While Americans are dismayed by the plight of self-professed enemies of the American Enlightenment, we must not return to the pattern of our past mistakes. The French brought this disaster upon themselves. And this time we cannot save them from the evil they have loosed upon themselves. This is a French crisis created by hubris, corruption and massive bloodshed orchestrated by the French State over many years.
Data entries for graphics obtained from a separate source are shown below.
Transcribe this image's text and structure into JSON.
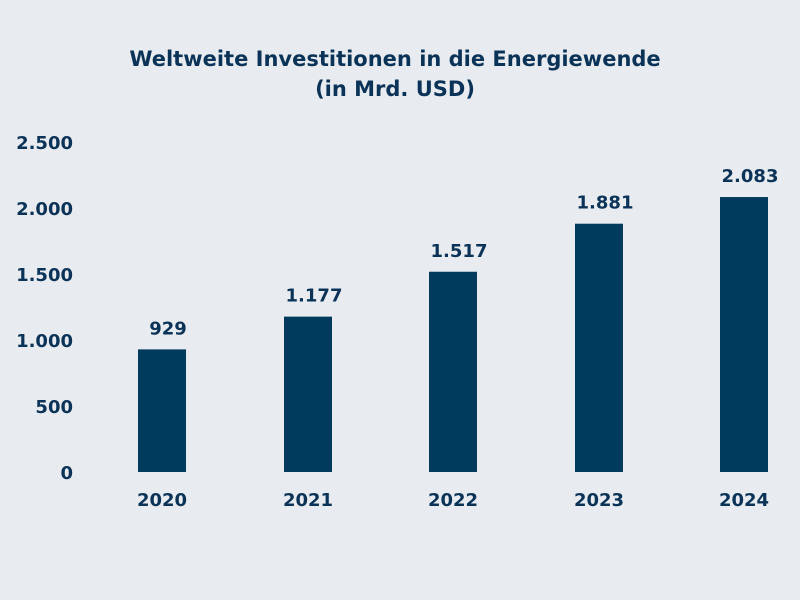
{
  "chart_data": {
    "type": "bar",
    "title": "Weltweite Investitionen in die Energiewende",
    "subtitle": "(in Mrd. USD)",
    "categories": [
      "2020",
      "2021",
      "2022",
      "2023",
      "2024"
    ],
    "values": [
      929,
      1177,
      1517,
      1881,
      2083
    ],
    "data_labels": [
      "929",
      "1.177",
      "1.517",
      "1.881",
      "2.083"
    ],
    "ylim": [
      0,
      2500
    ],
    "yticks": [
      0,
      500,
      1000,
      1500,
      2000,
      2500
    ],
    "ytick_labels": [
      "0",
      "500",
      "1.000",
      "1.500",
      "2.000",
      "2.500"
    ],
    "xlabel": "",
    "ylabel": "",
    "grid": false,
    "colors": {
      "bar": "#003a5d",
      "text": "#0b3358",
      "background": "#e8ecf0"
    }
  }
}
France must reform by relinquishing state control of the press, by accepting openness in government, and by taking responsibility for their long history of criminal conduct. And they must repudiate their radical tradition that paved the way for two centuries of bloodshed leading to failed economic systems and rogue states.
What Americans can do is recognize the problem and salute Gertrude Himmelfarb for her brilliant analysis of the French, British and American Enlightenments, which identifies the grave obstacles on the road to modernity that are inherent in the French experience. And it may be appropriate for Americans to permit themselves some satisfaction in this moment of truth in appreciation of the vindication of the American Enlightenment.